Le premier écueil à éviter est de penser que ces conditions pourront être imposées sans formalisme particulier.
Il est important de vous assurer de l’efficacité de ces conditions générales et donc de pouvoir justifier qu’elles ont bien été portées à la connaissance de votre débiteur, et que ce dernier les a acceptées.
S’agissant plus spécifiquement du recouvrement de vos créances, nous pouvons évoquer :
          - Le droit à intérêt de retard en cas de non-paiement à bonne date
L’article L441-6 du code de commerce impose une mention expresse du taux applicable, lequel doit être à minima équivalent à trois fois le taux légal.
Rien ne vous interdit de prévoir un taux supérieur, compte tenu notamment de la faiblesse actuelle du taux légal.
Vous pouvez mentionner un taux spécifique qui soit dissuasif, tout en précisant qu’il serait en tout état, au moins égal à trois fois le taux légal.
Ainsi, vous vous assurez un taux intéressant, à ce jour comme pour l’avenir.

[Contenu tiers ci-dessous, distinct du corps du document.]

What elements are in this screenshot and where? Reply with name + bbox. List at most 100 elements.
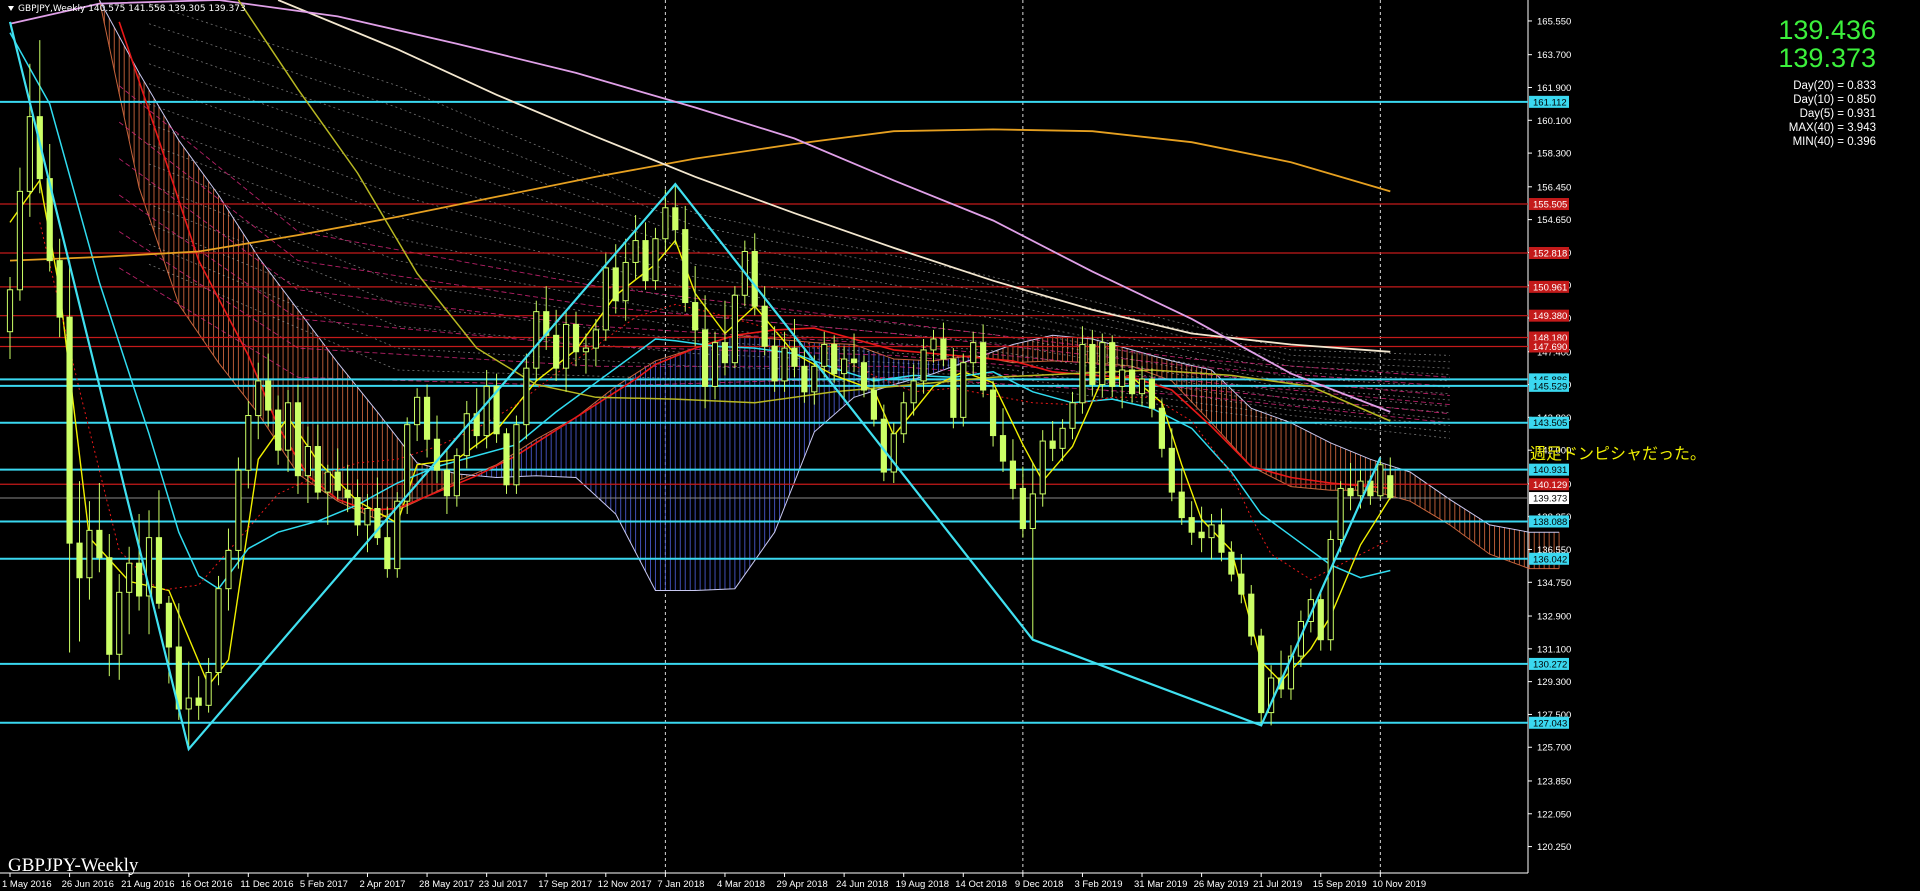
candle-body-down bbox=[1188, 517, 1195, 533]
candle-body-down bbox=[265, 380, 272, 411]
candle-body-down bbox=[314, 446, 321, 493]
indicator-ma-white bbox=[277, 0, 1391, 353]
candle bbox=[275, 395, 282, 465]
candle-body-down bbox=[860, 362, 868, 391]
candle bbox=[225, 528, 232, 611]
y-tick-label: 158.300 bbox=[1537, 149, 1571, 160]
candle-body-down bbox=[155, 537, 163, 604]
candle-body-up bbox=[1138, 378, 1146, 395]
y-tick-label: 125.700 bbox=[1537, 743, 1571, 754]
candle-body-up bbox=[562, 323, 570, 369]
candle-body-up bbox=[622, 261, 629, 302]
candle-body-down bbox=[870, 389, 878, 420]
price-level-label: 130.272 bbox=[1533, 659, 1567, 670]
candle-body-up bbox=[731, 294, 738, 364]
envelope-line bbox=[148, 83, 1450, 382]
candle-body-up bbox=[652, 238, 659, 282]
candle bbox=[16, 167, 24, 301]
candle bbox=[960, 353, 967, 427]
x-tick-label: 23 Jul 2017 bbox=[479, 879, 528, 890]
candle bbox=[314, 424, 321, 500]
x-tick-label: 7 Jan 2018 bbox=[657, 879, 704, 890]
candle-body-down bbox=[612, 267, 619, 302]
candle bbox=[66, 260, 73, 653]
candle bbox=[304, 426, 311, 504]
candle-body-down bbox=[1009, 460, 1017, 489]
price-level-label: 147.690 bbox=[1533, 342, 1567, 353]
candle bbox=[1327, 530, 1334, 651]
candle-body-up bbox=[930, 338, 937, 351]
candle-body-down bbox=[96, 529, 103, 559]
candle-body-down bbox=[275, 409, 282, 451]
candle bbox=[1138, 366, 1146, 407]
x-tick-label: 11 Dec 2016 bbox=[240, 879, 293, 890]
candle-body-up bbox=[116, 591, 123, 655]
candle-body-up bbox=[910, 380, 917, 404]
candle bbox=[1059, 419, 1066, 462]
candle-body-down bbox=[1317, 599, 1324, 641]
candle-body-up bbox=[185, 697, 192, 710]
candle-body-up bbox=[900, 402, 907, 435]
candle-body-up bbox=[632, 240, 639, 263]
candle-body-down bbox=[165, 602, 172, 648]
candle-body-up bbox=[255, 380, 262, 417]
candle-body-down bbox=[572, 323, 580, 353]
candle bbox=[265, 353, 272, 427]
ohlc-high: 141.558 bbox=[128, 4, 166, 14]
x-tick-label: 12 Nov 2017 bbox=[598, 879, 652, 890]
candle bbox=[781, 331, 788, 392]
price-level-label: 150.961 bbox=[1533, 282, 1567, 293]
candle bbox=[126, 546, 133, 635]
candle bbox=[185, 661, 192, 750]
price-level-label: 149.380 bbox=[1533, 311, 1567, 322]
candle-body-down bbox=[989, 389, 997, 437]
y-tick-label: 134.750 bbox=[1537, 578, 1571, 589]
candle-body-up bbox=[16, 190, 24, 291]
x-tick-label: 5 Feb 2017 bbox=[300, 879, 348, 890]
candle bbox=[970, 331, 977, 376]
candle-body-down bbox=[1198, 531, 1205, 539]
candle bbox=[543, 286, 550, 350]
y-tick-label: 165.550 bbox=[1537, 16, 1571, 27]
candle-body-up bbox=[582, 347, 590, 353]
candle bbox=[999, 408, 1007, 473]
x-tick-label: 21 Jul 2019 bbox=[1253, 879, 1302, 890]
candle-body-down bbox=[106, 557, 113, 655]
price-display: 139.436 139.373 bbox=[1778, 16, 1876, 72]
stat-min40: MIN(40) = 0.396 bbox=[1792, 136, 1876, 148]
price-level-label: 139.373 bbox=[1533, 494, 1567, 505]
candle bbox=[751, 233, 758, 316]
candle-body-up bbox=[235, 469, 242, 551]
candle bbox=[642, 222, 649, 290]
stat-day10: Day(10) = 0.850 bbox=[1793, 94, 1876, 106]
candle-body-down bbox=[1158, 407, 1165, 449]
chart-window: 165.550 163.700 161.900 160.100 158.300 156.4… bbox=[0, 0, 1920, 891]
candle-body-down bbox=[1248, 593, 1255, 637]
candle-body-down bbox=[1228, 551, 1235, 575]
candle-body-up bbox=[781, 347, 788, 382]
candle-body-down bbox=[751, 251, 758, 307]
candle-body-up bbox=[533, 311, 540, 369]
candle-body-up bbox=[1208, 524, 1215, 539]
candle-body-down bbox=[76, 542, 83, 579]
candle bbox=[930, 329, 937, 363]
x-tick-label: 19 Aug 2018 bbox=[896, 879, 949, 890]
candle-body-down bbox=[1148, 378, 1156, 409]
candle-body-up bbox=[1069, 402, 1076, 429]
stat-day20: Day(20) = 0.833 bbox=[1793, 80, 1876, 92]
candle-body-up bbox=[304, 446, 311, 477]
candle bbox=[414, 388, 421, 442]
candle bbox=[523, 353, 530, 440]
candle-body-down bbox=[1049, 440, 1056, 449]
candle bbox=[433, 415, 441, 483]
dropdown-triangle-icon[interactable] bbox=[8, 6, 14, 11]
candle-body-down bbox=[1238, 573, 1245, 595]
candle-body-up bbox=[6, 289, 14, 333]
candle-body-down bbox=[1109, 342, 1116, 387]
candle bbox=[1188, 501, 1195, 545]
x-tick-label: 21 Aug 2016 bbox=[121, 879, 174, 890]
y-tick-label: 156.450 bbox=[1537, 182, 1571, 193]
candle bbox=[106, 534, 113, 677]
candle-body-down bbox=[354, 497, 361, 526]
ask-price: 139.373 bbox=[1778, 43, 1876, 73]
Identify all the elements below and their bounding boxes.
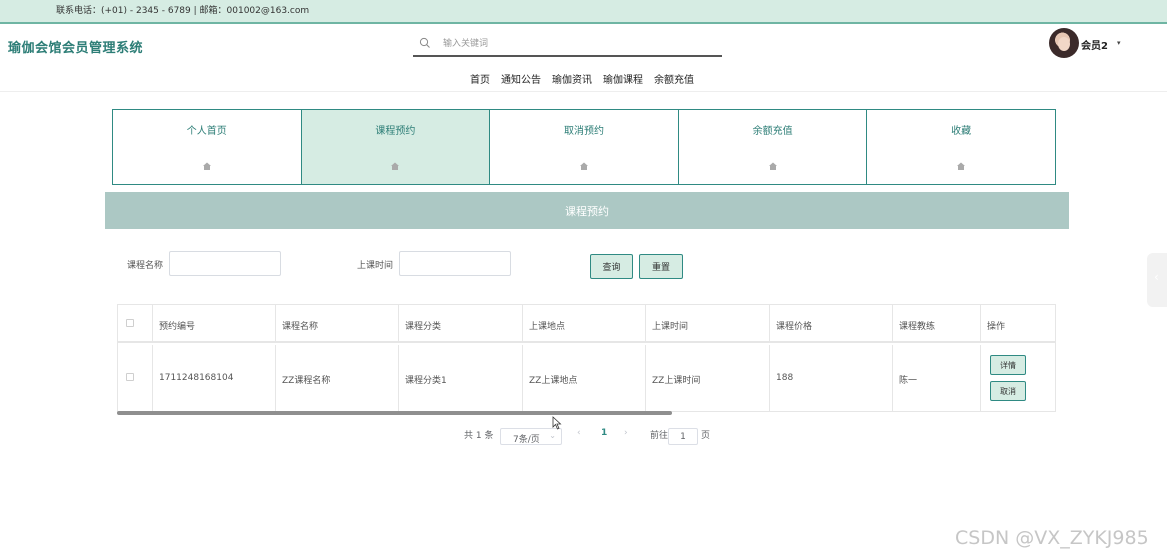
cell-category: 课程分类1 <box>405 376 447 386</box>
course-name-input[interactable] <box>169 251 281 276</box>
page-size-select[interactable]: 7条/页 ⌄ <box>500 428 562 445</box>
top-contact-bar: 联系电话：(+01) - 2345 - 6789 | 邮箱：001002@163… <box>0 0 1167 24</box>
course-name-label: 课程名称 <box>127 261 164 271</box>
page-size-value: 7条/页 <box>513 435 540 445</box>
cancel-button[interactable]: 取消 <box>990 381 1026 401</box>
table-header: 课程价格 <box>770 305 893 341</box>
tab-label: 余额充值 <box>752 126 793 137</box>
cell-location: ZZ上课地点 <box>529 376 578 386</box>
chevron-down-icon: ⌄ <box>549 431 556 440</box>
page-number-current[interactable]: 1 <box>601 428 607 438</box>
table-header: 操作 <box>981 305 1055 341</box>
detail-button[interactable]: 详情 <box>990 355 1026 375</box>
nav-divider <box>0 91 1167 92</box>
table-row: 1711248168104 ZZ课程名称 课程分类1 ZZ上课地点 ZZ上课时间… <box>118 345 1055 411</box>
row-select-cell <box>118 345 153 411</box>
home-icon <box>579 162 588 170</box>
tab-personal-home[interactable]: 个人首页 <box>112 109 302 185</box>
member-center-tabs: 个人首页 课程预约 取消预约 余额充值 收藏 <box>112 109 1056 185</box>
nav-notices[interactable]: 通知公告 <box>501 71 541 86</box>
table-header: 课程分类 <box>399 305 523 341</box>
nav-yoga-courses[interactable]: 瑜伽课程 <box>603 71 643 86</box>
select-all-checkbox[interactable] <box>126 319 134 327</box>
user-name[interactable]: 会员2 <box>1081 37 1108 52</box>
goto-label: 前往 <box>650 431 669 441</box>
table-cell: ZZ上课地点 <box>523 345 646 411</box>
user-avatar[interactable] <box>1049 28 1079 58</box>
cell-booking-id: 1711248168104 <box>159 373 234 383</box>
row-checkbox[interactable] <box>126 373 134 381</box>
header-select-cell <box>118 305 153 341</box>
page-suffix: 页 <box>701 431 711 441</box>
section-header: 课程预约 <box>105 192 1069 229</box>
nav-home[interactable]: 首页 <box>470 71 490 86</box>
table-cell: 课程分类1 <box>399 345 523 411</box>
tab-label: 个人首页 <box>186 126 227 137</box>
chevron-left-icon: ‹ <box>1154 270 1159 284</box>
header-location: 上课地点 <box>529 322 566 332</box>
home-icon <box>391 162 400 170</box>
home-icon <box>957 162 966 170</box>
table-header: 预约编号 <box>153 305 276 341</box>
actions-cell: 详情 取消 <box>981 345 1055 411</box>
header-booking-id: 预约编号 <box>159 322 196 332</box>
table-header: 课程名称 <box>276 305 399 341</box>
table-header: 课程教练 <box>893 305 981 341</box>
search-input[interactable] <box>443 35 713 53</box>
class-time-label: 上课时间 <box>357 261 394 271</box>
site-title[interactable]: 瑜伽会馆会员管理系统 <box>8 37 143 56</box>
table-cell: ZZ课程名称 <box>276 345 399 411</box>
table-cell: 陈一 <box>893 345 981 411</box>
reset-button[interactable]: 重置 <box>639 254 683 279</box>
header-category: 课程分类 <box>405 322 442 332</box>
tab-favorites[interactable]: 收藏 <box>866 109 1056 185</box>
table-header: 上课时间 <box>646 305 770 341</box>
nav-balance-recharge[interactable]: 余额充值 <box>654 71 694 86</box>
table-cell: ZZ上课时间 <box>646 345 770 411</box>
table-cell: 1711248168104 <box>153 345 276 411</box>
watermark: CSDN @VX_ZYKJ985 <box>955 527 1149 549</box>
header-coach: 课程教练 <box>899 322 936 332</box>
booking-table: 预约编号 课程名称 课程分类 上课地点 上课时间 课程价格 课程教练 操作 17… <box>117 304 1056 412</box>
tab-label: 课程预约 <box>375 126 416 137</box>
cell-coach: 陈一 <box>899 376 918 386</box>
cell-price: 188 <box>776 373 794 383</box>
tab-course-booking[interactable]: 课程预约 <box>300 109 491 185</box>
cell-time: ZZ上课时间 <box>652 376 701 386</box>
main-nav: 首页 通知公告 瑜伽资讯 瑜伽课程 余额充值 <box>470 71 694 86</box>
search-icon[interactable] <box>419 37 431 49</box>
home-icon <box>768 162 777 170</box>
search-bar[interactable] <box>413 33 722 57</box>
user-menu-caret-icon[interactable]: ▾ <box>1117 39 1121 47</box>
pagination-total: 共 1 条 <box>464 431 494 441</box>
table-header: 上课地点 <box>523 305 646 341</box>
tab-cancel-booking[interactable]: 取消预约 <box>489 109 679 185</box>
tab-label: 取消预约 <box>563 126 604 137</box>
header-course-name: 课程名称 <box>282 322 319 332</box>
header-time: 上课时间 <box>652 322 689 332</box>
cell-course-name: ZZ课程名称 <box>282 376 331 386</box>
table-horizontal-scrollbar[interactable] <box>117 411 672 415</box>
table-header-row: 预约编号 课程名称 课程分类 上课地点 上课时间 课程价格 课程教练 操作 <box>118 305 1055 343</box>
contact-info: 联系电话：(+01) - 2345 - 6789 | 邮箱：001002@163… <box>56 6 310 16</box>
table-cell: 188 <box>770 345 893 411</box>
prev-page-icon[interactable]: ‹ <box>577 428 581 438</box>
section-title: 课程预约 <box>565 205 609 218</box>
class-time-input[interactable] <box>399 251 511 276</box>
next-page-icon[interactable]: › <box>624 428 628 438</box>
query-button[interactable]: 查询 <box>590 254 633 279</box>
header-actions: 操作 <box>987 322 1006 332</box>
header-price: 课程价格 <box>776 322 813 332</box>
goto-page-input[interactable]: 1 <box>668 428 698 445</box>
home-icon <box>202 162 211 170</box>
mouse-cursor-icon <box>552 416 562 430</box>
side-drawer-handle[interactable]: ‹ <box>1147 253 1167 307</box>
tab-label: 收藏 <box>951 126 972 137</box>
nav-yoga-news[interactable]: 瑜伽资讯 <box>552 71 592 86</box>
tab-balance-recharge[interactable]: 余额充值 <box>677 109 868 185</box>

           - Une clause de résiliation, avec indemnité afférente
Il est indispensable pour certains contrat (notamment à exécution successive), de prévoir une
résiliation de plein droit en cas d’inexécution, assortie d’une indemnité de résiliation.
La rédaction de cette clause de façon précise permettra une résolution efficace, et bien plus
rapide qu’une résiliation judiciaire.
Le Tribunal ne serait alors saisi qu’a postériori en cas de contestation notamment.
           - Une clause de réserve de propriété
Pour tout contrat emportant fourniture de marchandise une clause de réserve de propriété est
plus que recommandée.
Seule cette clause vous permettra de récupérer la marchandise déjà livrée en cas de nonpaiement.
Bien souvent, le matériel ainsi susceptible d’être récupéré est devenu sans intérêt pour le
créancier (vendeur, loueur ou autre…)
Pourtant cette clause peut se révéler être un réel levier.
Le débiteur qui aurait besoin de cette marchandise sera beaucoup plus enclin à en régler le coût
si vous lui indiquez venir la récupérer.
Cette clause de réserve de propriété conserve un grand intérêt face à un débiteur ayant des
difficultés financières.
En effet, si votre débiteur fait l’objet d’un redressement judiciaire notamment, la loi vous
permet de revendiquer la marchandise faisant l’objet d’une telle clause (ou également si votre
contrat est publié, comme peuvent l’être certains contrats).
Si ce matériel est nécessaire à la poursuite de l’activité de votre débiteur failli, le juge
commissaire peut alors, sous certaines conditions, autoriser le débiteur à conserver la
marchandise, contre règlement de votre créance.
Il vous faudra cependant veiller à agir dans les délais impartis pour toute action en
revendication ou restitution.
Vous serez alors réglé avant tout autre créancier, par dérogation à l’interdiction de tout paiement
d’une créance antérieure à l’ouverture de la procédure collective.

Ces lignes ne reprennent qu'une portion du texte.